Дороги свободы. III.Смерть в душе. IV.Странная дружба
Шрифт:
Брюне выбрасывает кулак и с удовольствием обрушивает его на правый глаз Сенака; Сенак мягко валится на руки покачнувшегося Раска. Брюне с интересом смотрит на них, потом еще раз бьет в то же самое место, чтобы хорошенько отделать Сенака. Бровь Сенака рассечена — из нее обильно течет кровь. Брюне разводит руками и смеется: стопка тарелок на земле, все разбито, все кончено. Раек и Сенак уходят мелкими шажками, поддерживая друг друга; они обо всем доложат Шале, и температура в комнате поднимается, ловушка прекрасно сработала, Брюне потирает руки.

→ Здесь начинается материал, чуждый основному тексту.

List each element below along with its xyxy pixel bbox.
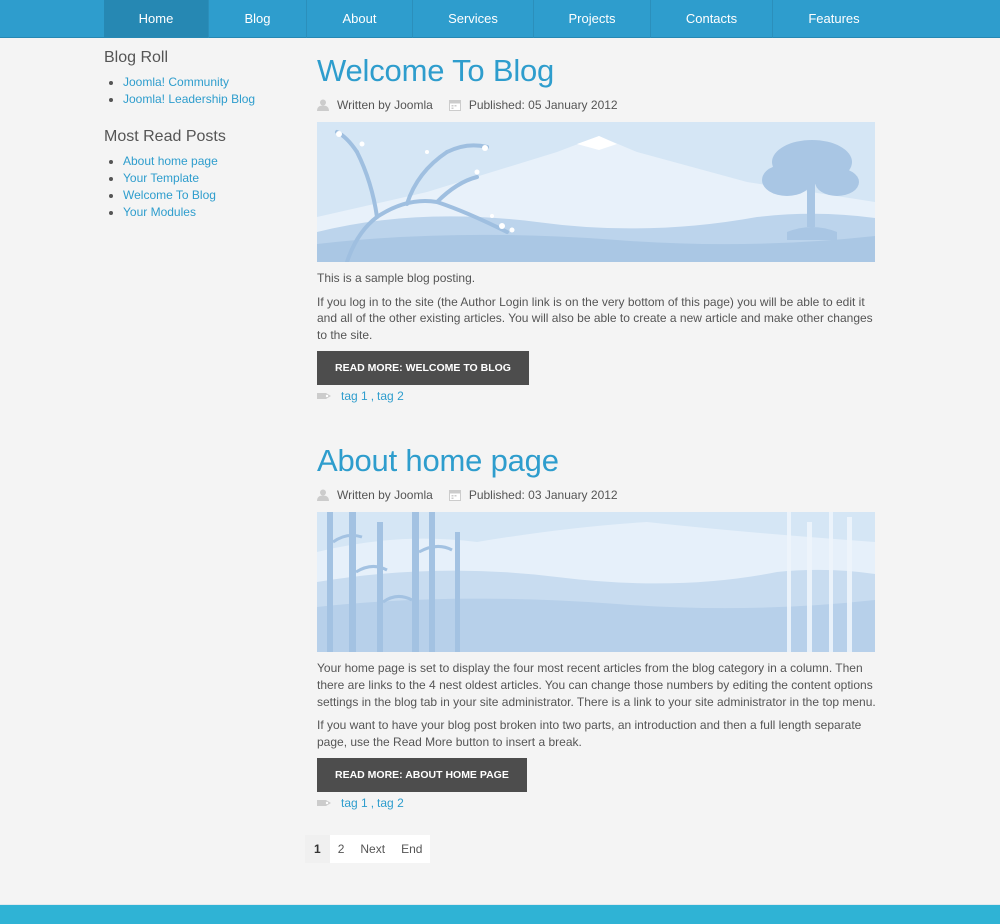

Викарьос утирает рот, его губы дрожат, струйка крови сбегает по его седой бороде. Брюне ошеломленно смотрит на него: я так поступил ради него.
— Тебе больно?
— Пустяки.
Он утирается платком, борода поскрипывает. Викарьос говорит:
— Ты ведь обещал ничего не сообщать товарищам. Брюне пожимает плечами, Викарьос обращает к нему
большие пустые глаза и озабоченно спрашивает:
— Они меня не любили, да?
— Кто?
— Все.
— Да, — подтверждает Брюне, — они тебя не любили.
Викарьос качает головой:
— Теперь они мне устроят веселую жизнь.
— Вряд ли. Ведь ты скоро уйдешь.
Викарьос полуотвернулся, он провожает взглядом Сенака и Раска.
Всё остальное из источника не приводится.